Father Mel Bessellieu, pastor at St. Ann Parish in Burleson, was inducted into the EOHSJ in October 2019, at St. Martin de Porres Catholic Church in Albuquerque, New Mexico. 

“I would like all Catholics to know just how important this Order is in maintaining a vital presence in Jerusalem and other parts of the Holy Land,” Fr. Bessellieu said. “The number of Christians living in the Holy Land has dwindled considerably, and the Order is making sure that there will always be a Christian presence in Palestine.”

John M. Pritchett Sr., a parishioner at St. Patrick Cathedral and EOHSJ member since 2009, was attracted to the Order because of its fidelity to the Gospel, ancient traditions, and promotion of pilgrimages to the Holy Land.

“Each member aspires to make a pilgrimage to the Holy Land. This is not always possible, but one of the charitable works the Order does locally is to attend the funeral masses of deceased members,” Pritchett said. “The consolation it provides to surviving family members, and the hope in the resurrection it expresses, points to the ultimate pilgrimage we all will make some day.”

Pritchett said the Order is quiet about its work, but its work is not secret.

“Any adult Catholic interested in growing their faith and serving the Church and who is able to provide financial support to our fellow Christians in the Holy Land ought to seriously consider participating in the work of the Order,” he said. 

Prospective members are nominated by current members, pastors, or the bishop and must be certified by their pastor and the local bishop.

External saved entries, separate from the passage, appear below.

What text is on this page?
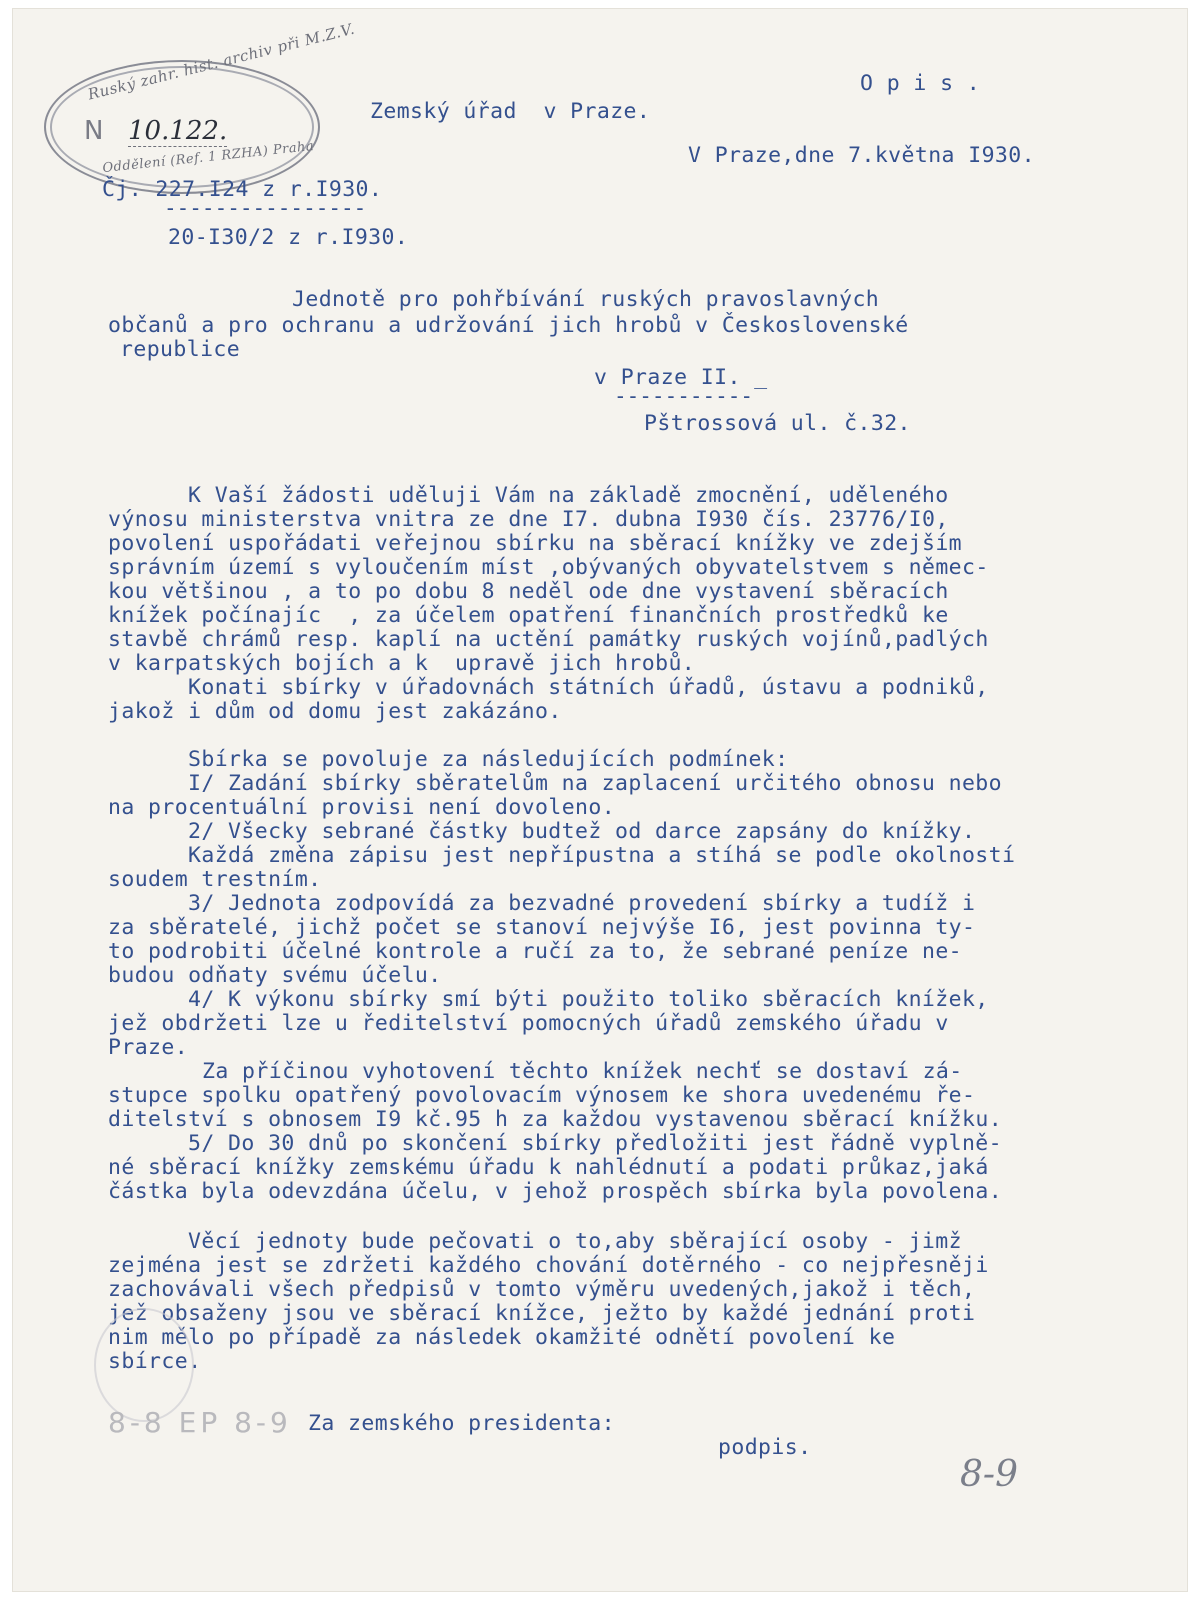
Ruský zahr. hist. archiv při M.Z.V.
N 10.122.
Oddělení (Ref. 1 RZHA) Praha

O p i s .

Zemský úřad  v Praze.

V Praze,dne 7.května I930.

Čj. 227.I24 z r.I930.

----------------

20-I30/2 z r.I930.

Jednotě pro pohřbívání ruských pravoslavných

občanů a pro ochranu a udržování jich hrobů v Československé

republice

v Praze II. _

-----------

Pštrossová ul. č.32.

K Vaší žádosti uděluji Vám na základě zmocnění, uděleného

výnosu ministerstva vnitra ze dne I7. dubna I930 čís. 23776/I0,

povolení uspořádati veřejnou sbírku na sběrací knížky ve zdejším

správním území s vyloučením míst ,obývaných obyvatelstvem s němec-

kou většinou , a to po dobu 8 neděl ode dne vystavení sběracích

knížek počínajíc  , za účelem opatření finančních prostředků ke

stavbě chrámů resp. kaplí na uctění památky ruských vojínů,padlých

v karpatských bojích a k  upravě jich hrobů.

Konati sbírky v úřadovnách státních úřadů, ústavu a podniků,

jakož i dům od domu jest zakázáno.

Sbírka se povoluje za následujících podmínek:

I/ Zadání sbírky sběratelům na zaplacení určitého obnosu nebo

na procentuální provisi není dovoleno.

2/ Všecky sebrané částky budtež od darce zapsány do knížky.

Každá změna zápisu jest nepřípustna a stíhá se podle okolností

soudem trestním.

3/ Jednota zodpovídá za bezvadné provedení sbírky a tudíž i

za sběratelé, jichž počet se stanoví nejvýše I6, jest povinna ty-

to podrobiti účelné kontrole a ručí za to, že sebrané peníze ne-

budou odňaty svému účelu.

4/ K výkonu sbírky smí býti použito toliko sběracích knížek,

jež obdržeti lze u ředitelství pomocných úřadů zemského úřadu v

Praze.

Za příčinou vyhotovení těchto knížek nechť se dostaví zá-

stupce spolku opatřený povolovacím výnosem ke shora uvedenému ře-

ditelství s obnosem I9 kč.95 h za každou vystavenou sběrací knížku.

5/ Do 30 dnů po skončení sbírky předložiti jest řádně vyplně-

né sběrací knížky zemskému úřadu k nahlédnutí a podati průkaz,jaká

částka byla odevzdána účelu, v jehož prospěch sbírka byla povolena.

Věcí jednoty bude pečovati o to,aby sběrající osoby - jimž

zejména jest se zdržeti každého chování dotěrného - co nejpřesněji

zachovávali všech předpisů v tomto výměru uvedených,jakož i těch,

jež obsaženy jsou ve sběrací knížce, ježto by každé jednání proti

nim mělo po případě za následek okamžité odnětí povolení ke

sbírce.

8-8 EP 8-9 Za zemského presidenta:

podpis.

8-9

Section leaders Bill and Tessy Ross were invested in October 1999 and have attained the rank of Knight and Dame Grand Cross. They have served as section leaders since 2008 and were among 40 pilgrims who made a pilgrimage to the Holy Land in 2006 with Bishop Kevin Vann.

The Southwestern Lieutenancy, one of 52 lieutenancies worldwide, includes members from Texas, New Mexico, Oklahoma, and Arkansas. Every fall, one of the dioceses within these four states hosts the Annual Meeting and Investiture.

This year in October, members of the Order from the Diocese of Fort Worth will host the meeting and investiture.

“The Annual Meetings include awe-inspiring music, liturgies which are spiritually enriching, and the solemn rites of knighthood. The processions include our Grand Prior, Cardinal Daniel DiNardo, archbishops and bishops from the Lieutenancy, and member priests and deacons, as well as the Knights and Dames in full regalia,” Tessy said.

Tessy described their distinctive dress, “The Knights, regalia includes a white wool cape bearing the red Jerusalem cross of the Order — a link to the Crusaders who wore a white mantle with the Jerusalem cross. Knights wear a black velvet beret with a patch indicative of their rank within the Order. Those who have completed a Holy Land pilgrimage also wear a pilgrim shell secured on the center of the Jerusalem cross.

“Dames wear black capes and cover their heads with a mantilla, attire that was typical to dress approved for women attending the Papal Court in the Vatican during the late 1800s when Pope Leo XIII invited Dames into the Order,” she explained.